Originally Posted by BroncoHauler
My experience with ruined shocks is from them either over-extending or bottoming out, breaking the seal of the shocks.
Good point...the shocks shouldn't be the travel limiter at full droop or full compression....they aren't designed for that.
All shocks (dampers) have to have gas in them since liquids are incompressible. If they were completely filled with oil you wouldn't be able to compress the shaft into the body since the shaft moving into the shock displaces oil volume ...and there is nothing that will compress.
The volume of gas in the shock has to be a bit more than the volume of the shock shaft inside the shock body at full compression, otherwise the gas pressure goes through the roof.

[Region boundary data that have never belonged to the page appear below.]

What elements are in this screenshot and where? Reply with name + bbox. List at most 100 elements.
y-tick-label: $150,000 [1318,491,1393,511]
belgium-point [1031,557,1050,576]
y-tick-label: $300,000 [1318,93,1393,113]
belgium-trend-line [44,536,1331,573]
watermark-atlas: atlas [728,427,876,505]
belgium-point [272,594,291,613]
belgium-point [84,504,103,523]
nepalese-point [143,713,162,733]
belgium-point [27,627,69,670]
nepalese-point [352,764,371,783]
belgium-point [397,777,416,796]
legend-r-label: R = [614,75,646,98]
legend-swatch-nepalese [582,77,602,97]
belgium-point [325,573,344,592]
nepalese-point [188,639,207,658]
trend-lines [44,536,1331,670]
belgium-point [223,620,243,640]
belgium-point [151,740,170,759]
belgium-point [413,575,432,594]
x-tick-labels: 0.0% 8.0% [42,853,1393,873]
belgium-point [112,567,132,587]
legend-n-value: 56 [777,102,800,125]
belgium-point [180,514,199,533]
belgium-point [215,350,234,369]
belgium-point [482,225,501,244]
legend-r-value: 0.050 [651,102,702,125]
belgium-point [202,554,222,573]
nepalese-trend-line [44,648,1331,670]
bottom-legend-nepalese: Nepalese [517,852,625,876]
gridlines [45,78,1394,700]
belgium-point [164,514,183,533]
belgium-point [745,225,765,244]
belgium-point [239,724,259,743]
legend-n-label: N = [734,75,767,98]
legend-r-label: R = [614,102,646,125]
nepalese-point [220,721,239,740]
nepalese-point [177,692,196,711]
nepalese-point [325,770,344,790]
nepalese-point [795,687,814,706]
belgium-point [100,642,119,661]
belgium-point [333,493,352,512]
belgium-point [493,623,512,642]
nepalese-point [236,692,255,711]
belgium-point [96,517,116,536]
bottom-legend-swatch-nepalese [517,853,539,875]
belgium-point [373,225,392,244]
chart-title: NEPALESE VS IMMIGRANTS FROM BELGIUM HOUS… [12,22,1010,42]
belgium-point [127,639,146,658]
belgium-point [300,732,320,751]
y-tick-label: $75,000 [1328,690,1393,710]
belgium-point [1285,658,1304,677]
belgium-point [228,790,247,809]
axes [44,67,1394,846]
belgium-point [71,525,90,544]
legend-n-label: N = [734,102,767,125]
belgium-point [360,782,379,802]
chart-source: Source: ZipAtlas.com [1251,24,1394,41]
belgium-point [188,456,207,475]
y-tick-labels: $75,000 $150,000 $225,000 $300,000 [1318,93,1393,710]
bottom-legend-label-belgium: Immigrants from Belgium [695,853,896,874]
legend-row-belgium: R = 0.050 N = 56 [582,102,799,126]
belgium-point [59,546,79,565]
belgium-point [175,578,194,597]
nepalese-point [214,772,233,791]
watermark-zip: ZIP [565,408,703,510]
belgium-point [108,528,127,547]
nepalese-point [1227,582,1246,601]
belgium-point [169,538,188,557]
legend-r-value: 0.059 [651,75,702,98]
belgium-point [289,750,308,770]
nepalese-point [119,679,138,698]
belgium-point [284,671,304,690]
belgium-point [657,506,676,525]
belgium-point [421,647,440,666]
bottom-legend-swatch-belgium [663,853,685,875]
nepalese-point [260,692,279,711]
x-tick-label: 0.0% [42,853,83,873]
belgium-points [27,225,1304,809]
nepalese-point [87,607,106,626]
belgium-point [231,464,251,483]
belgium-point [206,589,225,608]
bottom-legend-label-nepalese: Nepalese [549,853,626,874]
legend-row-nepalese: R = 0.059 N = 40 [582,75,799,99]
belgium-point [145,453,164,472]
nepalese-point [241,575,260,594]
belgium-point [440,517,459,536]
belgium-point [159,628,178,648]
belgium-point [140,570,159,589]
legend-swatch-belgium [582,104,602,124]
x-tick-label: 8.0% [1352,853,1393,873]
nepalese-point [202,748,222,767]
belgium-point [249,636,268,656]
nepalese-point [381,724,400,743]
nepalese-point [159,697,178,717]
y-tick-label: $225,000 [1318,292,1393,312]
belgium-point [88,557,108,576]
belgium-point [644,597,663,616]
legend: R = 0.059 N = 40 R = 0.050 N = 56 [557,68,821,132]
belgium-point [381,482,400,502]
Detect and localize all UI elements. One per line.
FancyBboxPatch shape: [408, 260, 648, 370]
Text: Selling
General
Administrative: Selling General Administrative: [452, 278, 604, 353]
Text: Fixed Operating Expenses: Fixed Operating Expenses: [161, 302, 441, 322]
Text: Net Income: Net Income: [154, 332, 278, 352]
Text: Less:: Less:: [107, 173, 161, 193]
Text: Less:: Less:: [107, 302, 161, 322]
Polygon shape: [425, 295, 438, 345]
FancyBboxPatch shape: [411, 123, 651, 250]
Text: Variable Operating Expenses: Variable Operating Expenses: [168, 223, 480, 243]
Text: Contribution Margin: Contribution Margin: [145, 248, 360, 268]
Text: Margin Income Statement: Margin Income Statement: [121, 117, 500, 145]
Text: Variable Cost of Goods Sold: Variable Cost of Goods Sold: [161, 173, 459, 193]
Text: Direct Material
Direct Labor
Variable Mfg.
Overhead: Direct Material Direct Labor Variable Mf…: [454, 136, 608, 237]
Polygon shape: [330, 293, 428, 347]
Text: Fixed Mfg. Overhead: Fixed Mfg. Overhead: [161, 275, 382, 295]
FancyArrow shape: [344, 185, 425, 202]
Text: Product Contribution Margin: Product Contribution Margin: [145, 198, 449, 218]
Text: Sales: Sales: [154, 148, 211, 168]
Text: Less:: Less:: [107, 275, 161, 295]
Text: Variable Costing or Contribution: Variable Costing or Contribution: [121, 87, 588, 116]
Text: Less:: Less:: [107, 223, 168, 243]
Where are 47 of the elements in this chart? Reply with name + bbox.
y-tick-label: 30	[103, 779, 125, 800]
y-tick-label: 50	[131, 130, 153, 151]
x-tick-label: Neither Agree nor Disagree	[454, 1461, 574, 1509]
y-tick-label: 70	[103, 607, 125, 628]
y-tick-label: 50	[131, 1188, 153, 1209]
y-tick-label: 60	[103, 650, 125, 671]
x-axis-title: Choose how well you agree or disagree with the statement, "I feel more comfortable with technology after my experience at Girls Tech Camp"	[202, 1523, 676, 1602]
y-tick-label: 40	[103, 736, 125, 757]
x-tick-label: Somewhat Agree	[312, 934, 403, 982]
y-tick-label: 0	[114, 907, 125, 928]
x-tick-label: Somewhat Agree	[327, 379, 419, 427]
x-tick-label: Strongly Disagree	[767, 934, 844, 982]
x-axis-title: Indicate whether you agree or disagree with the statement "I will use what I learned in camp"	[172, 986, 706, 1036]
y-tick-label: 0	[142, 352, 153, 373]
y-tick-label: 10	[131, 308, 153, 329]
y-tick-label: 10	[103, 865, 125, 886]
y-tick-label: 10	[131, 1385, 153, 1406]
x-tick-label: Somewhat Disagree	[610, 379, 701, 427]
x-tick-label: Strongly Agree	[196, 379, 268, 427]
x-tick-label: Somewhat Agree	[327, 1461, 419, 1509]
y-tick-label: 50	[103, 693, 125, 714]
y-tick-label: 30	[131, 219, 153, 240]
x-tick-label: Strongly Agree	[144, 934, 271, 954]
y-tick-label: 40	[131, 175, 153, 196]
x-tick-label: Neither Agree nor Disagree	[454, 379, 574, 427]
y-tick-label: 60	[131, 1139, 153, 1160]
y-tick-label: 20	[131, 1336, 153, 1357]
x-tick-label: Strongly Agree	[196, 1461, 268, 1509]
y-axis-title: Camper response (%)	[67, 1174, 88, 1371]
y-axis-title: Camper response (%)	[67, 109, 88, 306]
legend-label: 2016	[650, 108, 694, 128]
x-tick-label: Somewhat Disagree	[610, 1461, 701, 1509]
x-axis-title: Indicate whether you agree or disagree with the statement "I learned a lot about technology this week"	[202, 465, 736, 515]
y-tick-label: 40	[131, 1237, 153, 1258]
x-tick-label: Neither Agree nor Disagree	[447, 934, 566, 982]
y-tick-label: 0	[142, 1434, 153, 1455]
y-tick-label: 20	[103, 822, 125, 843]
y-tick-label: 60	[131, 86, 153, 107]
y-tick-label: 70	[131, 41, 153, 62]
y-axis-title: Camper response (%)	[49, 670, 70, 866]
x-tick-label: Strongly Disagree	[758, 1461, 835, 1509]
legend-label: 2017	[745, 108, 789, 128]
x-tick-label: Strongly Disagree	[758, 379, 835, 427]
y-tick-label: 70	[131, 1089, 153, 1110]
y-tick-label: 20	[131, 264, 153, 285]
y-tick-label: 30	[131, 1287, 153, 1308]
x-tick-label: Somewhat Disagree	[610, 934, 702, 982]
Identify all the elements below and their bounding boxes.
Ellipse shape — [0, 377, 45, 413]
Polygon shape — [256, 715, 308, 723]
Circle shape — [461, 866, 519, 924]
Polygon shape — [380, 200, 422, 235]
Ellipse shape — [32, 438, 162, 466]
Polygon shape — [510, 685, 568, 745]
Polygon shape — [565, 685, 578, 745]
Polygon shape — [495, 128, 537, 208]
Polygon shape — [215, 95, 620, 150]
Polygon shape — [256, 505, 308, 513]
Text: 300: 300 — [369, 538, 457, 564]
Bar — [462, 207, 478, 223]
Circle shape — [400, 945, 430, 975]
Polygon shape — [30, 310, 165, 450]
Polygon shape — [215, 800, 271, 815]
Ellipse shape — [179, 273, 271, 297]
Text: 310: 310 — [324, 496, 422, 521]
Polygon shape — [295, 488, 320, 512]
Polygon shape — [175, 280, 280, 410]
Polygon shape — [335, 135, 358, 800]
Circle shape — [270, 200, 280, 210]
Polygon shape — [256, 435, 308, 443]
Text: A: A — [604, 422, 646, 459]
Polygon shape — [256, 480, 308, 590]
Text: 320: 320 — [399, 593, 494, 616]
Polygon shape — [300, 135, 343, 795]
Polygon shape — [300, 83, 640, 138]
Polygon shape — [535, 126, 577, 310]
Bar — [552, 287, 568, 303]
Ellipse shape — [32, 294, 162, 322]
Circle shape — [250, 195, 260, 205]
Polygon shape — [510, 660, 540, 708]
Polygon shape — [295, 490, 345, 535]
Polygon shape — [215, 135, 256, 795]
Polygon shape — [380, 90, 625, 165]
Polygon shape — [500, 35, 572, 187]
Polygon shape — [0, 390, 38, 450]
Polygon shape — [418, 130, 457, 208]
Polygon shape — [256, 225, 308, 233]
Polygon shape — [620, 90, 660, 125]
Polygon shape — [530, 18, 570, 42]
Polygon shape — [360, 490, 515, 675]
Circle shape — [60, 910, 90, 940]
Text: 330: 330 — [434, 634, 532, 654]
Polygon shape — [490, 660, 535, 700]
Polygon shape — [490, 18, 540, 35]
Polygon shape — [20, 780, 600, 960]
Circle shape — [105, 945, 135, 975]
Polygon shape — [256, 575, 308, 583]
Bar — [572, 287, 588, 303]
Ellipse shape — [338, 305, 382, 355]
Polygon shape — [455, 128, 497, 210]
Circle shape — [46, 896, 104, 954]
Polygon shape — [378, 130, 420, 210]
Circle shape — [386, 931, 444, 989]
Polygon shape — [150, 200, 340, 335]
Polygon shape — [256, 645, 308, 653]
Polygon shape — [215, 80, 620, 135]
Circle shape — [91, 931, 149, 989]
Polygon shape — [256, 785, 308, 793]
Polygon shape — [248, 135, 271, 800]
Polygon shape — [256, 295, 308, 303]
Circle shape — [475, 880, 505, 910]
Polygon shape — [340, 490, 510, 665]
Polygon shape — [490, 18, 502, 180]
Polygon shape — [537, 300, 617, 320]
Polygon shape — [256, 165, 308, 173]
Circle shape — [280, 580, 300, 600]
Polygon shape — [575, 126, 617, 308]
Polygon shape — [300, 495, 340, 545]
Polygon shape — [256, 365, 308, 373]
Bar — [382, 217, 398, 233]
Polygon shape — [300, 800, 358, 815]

Most shocks either use a floating piston with a gas charge behind the piston or a bladder with the gas charge on the backside of the bladder. In theory, bladders result in less "stiction" since there is no piston O-ring to get moving when the shock is in use.
In the old days bilstein and a few other manufacturers made shocks that had a gas/oil mix....instead of separating the gas and oil......these tended to be quite stiff until they stroked enough to be foamed up since the valving was designed for a foamed mixture.
In reservoir style shocks, the piston or bladder is in the reservoir. The idea behind reservoir type dampers is that you can increase the oil volume lowering the oil temperature when the shock is working hard, and you can hang the reservoir in the breeze for additional cooling. Overheated oil loses viscosity and produces damping fade.